В русской православной традиции понятие умиления прежде всего соотносится с духовной стороной жизни человека и раскрывается преимущественно в работах богословской направленности и в искусстве иконописи. Однако приобретаемый им «статус» мотива позволяет рассуждать о сопричастности его и к литературной сфере. Подтверждением тому может служить огромный «духовный опыт» русской литературы, которая на протяжении всего пути своего существования непрерывно обращается к канонам православия, создавая произведения, так или иначе затрагивающие вопросы веры, нравственной чистоты, жизни в соответствии с заповедями Господними.

Умиление в основе своей рассматривается как иконографический сюжет, изображающий Богоматерь с младенцем, прильнувшим к ее щеке.

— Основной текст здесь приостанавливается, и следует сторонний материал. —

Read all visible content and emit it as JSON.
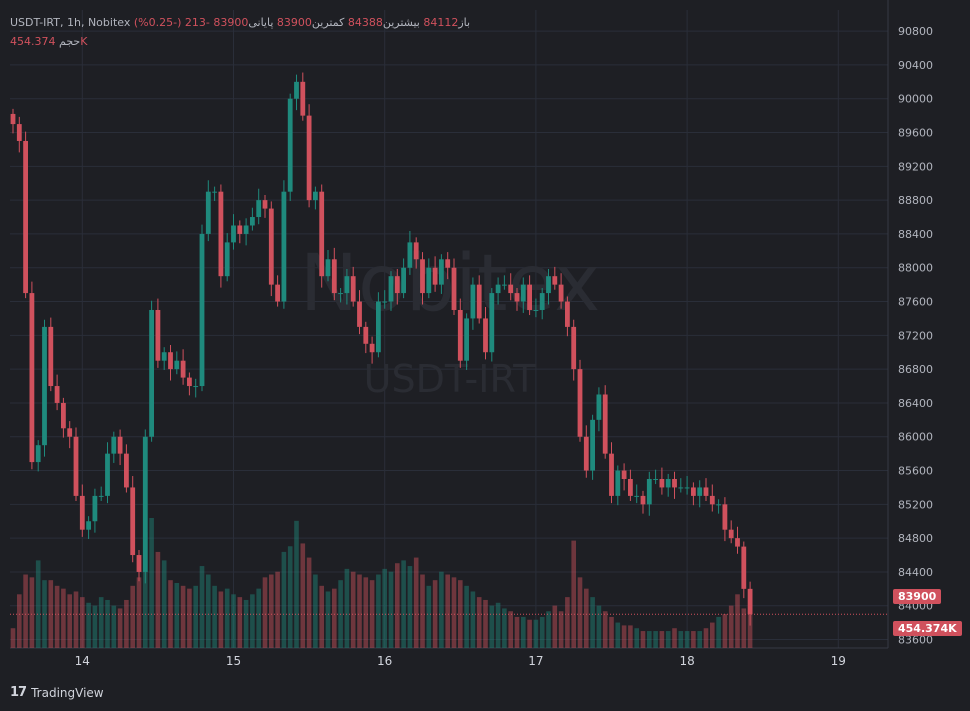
{
  "legend": {
    "symbol": "USDT-IRT, 1h, Nobitex",
    "open_label": "باز",
    "open": "84112",
    "high_label": "بیشترین",
    "high": "84388",
    "low_label": "کمترین",
    "low": "83900",
    "close_label": "پایانی",
    "close": "83900",
    "change": "-213 (-0.25%)",
    "volume_label": "حجم",
    "volume": "454.374K"
  },
  "watermark": {
    "line1": "Nobitex",
    "line2": "USDT-IRT"
  },
  "footer": {
    "brand": "TradingView",
    "logo": "17"
  },
  "colors": {
    "up": "#1f8a7d",
    "down": "#d0515d",
    "background": "#1e1f24",
    "grid": "#2a2e39"
  },
  "chart_data": {
    "type": "candlestick",
    "yticks": [
      83600,
      84000,
      84400,
      84800,
      85200,
      85600,
      86000,
      86400,
      86800,
      87200,
      87600,
      88000,
      88400,
      88800,
      89200,
      89600,
      90000,
      90400,
      90800
    ],
    "ytick_labels": [
      "83600",
      "84000",
      "84400",
      "84800",
      "85200",
      "85600",
      "86000",
      "86400",
      "86800",
      "87200",
      "87600",
      "88000",
      "88400",
      "88800",
      "89200",
      "89600",
      "90000",
      "90400",
      "90800"
    ],
    "ylim": [
      83500,
      91050
    ],
    "xtick_labels": [
      "14",
      "15",
      "16",
      "17",
      "18",
      "19"
    ],
    "xtick_hours": [
      11,
      35,
      59,
      83,
      107,
      131
    ],
    "current_price": "83900",
    "current_volume": "454.374K",
    "close": [
      89700,
      89500,
      87700,
      85700,
      85900,
      87300,
      86600,
      86400,
      86100,
      86000,
      85300,
      84900,
      85000,
      85300,
      85300,
      85800,
      86000,
      85800,
      85400,
      84600,
      84400,
      86000,
      87500,
      86900,
      87000,
      86800,
      86900,
      86700,
      86600,
      86600,
      88400,
      88900,
      88900,
      87900,
      88300,
      88500,
      88400,
      88500,
      88600,
      88800,
      88700,
      87800,
      87600,
      88900,
      90000,
      90200,
      89800,
      88800,
      88900,
      87900,
      88100,
      87700,
      87700,
      87900,
      87600,
      87300,
      87100,
      87000,
      87600,
      87600,
      87900,
      87700,
      88000,
      88300,
      88100,
      87700,
      88000,
      87800,
      88100,
      88000,
      87500,
      86900,
      87400,
      87800,
      87400,
      87000,
      87700,
      87800,
      87800,
      87700,
      87600,
      87800,
      87500,
      87500,
      87700,
      87900,
      87800,
      87600,
      87300,
      86800,
      86000,
      85600,
      86200,
      86500,
      85800,
      85300,
      85600,
      85500,
      85300,
      85300,
      85200,
      85500,
      85500,
      85400,
      85500,
      85400,
      85400,
      85400,
      85300,
      85400,
      85300,
      85200,
      85200,
      84900,
      84800,
      84700,
      84200,
      83900
    ],
    "volume": [
      14,
      38,
      52,
      50,
      62,
      48,
      48,
      44,
      42,
      38,
      40,
      36,
      32,
      30,
      36,
      34,
      30,
      28,
      34,
      44,
      50,
      82,
      92,
      68,
      62,
      48,
      46,
      44,
      42,
      44,
      58,
      52,
      44,
      40,
      42,
      38,
      36,
      34,
      38,
      42,
      50,
      52,
      54,
      68,
      72,
      90,
      74,
      64,
      52,
      44,
      40,
      42,
      48,
      56,
      54,
      52,
      50,
      48,
      52,
      56,
      54,
      60,
      62,
      58,
      64,
      52,
      44,
      48,
      54,
      52,
      50,
      48,
      44,
      40,
      36,
      34,
      30,
      32,
      28,
      26,
      22,
      22,
      20,
      20,
      22,
      26,
      30,
      26,
      36,
      76,
      50,
      42,
      36,
      30,
      26,
      22,
      18,
      16,
      16,
      14,
      12,
      12,
      12,
      12,
      12,
      14,
      12,
      12,
      12,
      12,
      14,
      18,
      22,
      24,
      30,
      38,
      28,
      24
    ]
  }
}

Однако данная композиция не единственная. Существует множество вариантов иконы типа «Умиление», на которых Богородица и Иисус Христос находятся в иных положениях по отношению друг к другу, отличающихся, так сказать, от «классического». Потому существенна и разница в названиях, где помимо основного - «Умиление» - присутствует дополнительное, указывающие на особенность именно этого изображения. Например, икона «Умиление» Владимирская, икона «Умиление» Взыграние младенца».

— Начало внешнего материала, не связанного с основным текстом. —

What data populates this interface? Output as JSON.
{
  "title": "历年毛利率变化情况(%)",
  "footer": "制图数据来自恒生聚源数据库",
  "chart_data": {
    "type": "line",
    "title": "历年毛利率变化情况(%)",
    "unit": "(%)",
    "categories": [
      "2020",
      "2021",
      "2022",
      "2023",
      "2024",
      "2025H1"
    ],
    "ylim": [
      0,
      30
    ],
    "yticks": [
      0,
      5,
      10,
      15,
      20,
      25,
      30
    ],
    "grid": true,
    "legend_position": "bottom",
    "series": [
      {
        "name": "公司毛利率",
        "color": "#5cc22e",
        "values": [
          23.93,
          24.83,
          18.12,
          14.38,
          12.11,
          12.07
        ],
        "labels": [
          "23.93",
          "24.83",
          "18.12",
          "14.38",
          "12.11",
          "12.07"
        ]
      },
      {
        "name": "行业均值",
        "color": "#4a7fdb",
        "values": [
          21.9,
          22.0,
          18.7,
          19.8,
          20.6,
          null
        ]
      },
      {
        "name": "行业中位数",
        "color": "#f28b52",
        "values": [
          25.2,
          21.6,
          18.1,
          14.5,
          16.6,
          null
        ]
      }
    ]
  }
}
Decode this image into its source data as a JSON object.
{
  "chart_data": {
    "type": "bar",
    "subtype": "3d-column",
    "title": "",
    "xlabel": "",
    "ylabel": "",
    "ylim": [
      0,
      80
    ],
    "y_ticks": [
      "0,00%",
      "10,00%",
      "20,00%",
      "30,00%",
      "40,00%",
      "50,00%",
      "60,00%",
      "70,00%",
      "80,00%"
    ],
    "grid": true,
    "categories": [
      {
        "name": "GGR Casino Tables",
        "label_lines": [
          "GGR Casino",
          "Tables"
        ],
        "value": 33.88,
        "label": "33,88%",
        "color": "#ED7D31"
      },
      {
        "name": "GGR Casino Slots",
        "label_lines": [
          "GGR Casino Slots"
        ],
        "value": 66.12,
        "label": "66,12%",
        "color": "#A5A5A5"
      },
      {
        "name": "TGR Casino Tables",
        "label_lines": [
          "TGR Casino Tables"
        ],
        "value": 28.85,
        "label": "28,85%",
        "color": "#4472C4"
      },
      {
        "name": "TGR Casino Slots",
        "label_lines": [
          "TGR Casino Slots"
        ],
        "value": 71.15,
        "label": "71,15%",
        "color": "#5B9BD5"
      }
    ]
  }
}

Иконопись является глубоко сакральным видом искусства, объединяющим немалое количество людей в единой вере, а, значит, обладающее свойством соборности. Познать таинство создания святых изображений предоставлялось не всякому, владеющему кистью. Мысли и поступки иконописца должны быть приближены к жизни святых отцов. Только тогда он сможет по-настоящему «увидеть» икону, постичь ее духовным зрением. Изограф должен обладать чувством реальности иного толка, так сказать, надмирным восприятием. Русскую православную икону отличают такие особенности, как архитектурность, перспектива изображения, цветосветовая организация, каждая из которых подчиняется идее соборности. Архитектурность тесно связана с понятием пространства. Четыре типа пространства соответствуют четырем стихиям. Обычно земля обозначается кубом, а огонь - шаром. Первое символизирует «наше», то есть земное, пространство, второе - небесное. Одной из загадок иконы является перспектива изображаемого. Понимание ее идет вразрез с представлениями о привычной, прямой перспективе, окружающей человека в повседневной жизни. В иконе перспектива обратная.

Наиболее полное освещение это явление получило в работе Павла Флоренского «Обратная перспектива» (1999). Ученый рассуждает о связи «обратности» или «вывернутости» изображамого с иным типом пространственно-временной организации иконы, который тоже по сути своей является ирреальным по отношению к действительности. Объясняется это тем, что иконописец, создавая священное изображение, помещает себя не перед иконой, а как бы внутрь нее, в отличие, скажем, от «светских» художников. Если в произведении живописи линии, на которой расположены предметы, должны сходиться в определенные точки, то в иконе все изображаемое находится в одной плоскости. Потому архитектура иконы воспринимается алогичной. К примеру, здания на заднем плане большего размера, нежели человеческие фигуры на переднем, а окна и двери находятся не на привычных для восприятия местах. С одной стороны, иконографический сюжет так сказать «закреплен» за временем и местом происходящего, с другой - он вне пространственно-временных ограничений. Цвет и свет в иконе также символичны. Золото, или золотой свет, играют особую роль в священных изображениях, потому как предметы в иконе не освещаются светом, а производятся им. Золотая палитра считается принадлежащей Спасителю и олицетворяющей невидимое - Свет на горе Фаворе. На софийных иконах чаще всего встречаются красный, голубой и зеленый цвета. Красный говорит о мудрости Божьей, голубой - о желании всего живого быть ближе к Создателю, зеленый, сочетая в себе эти оба цвета, выражает Божественное спокойствие и гармонию с миром.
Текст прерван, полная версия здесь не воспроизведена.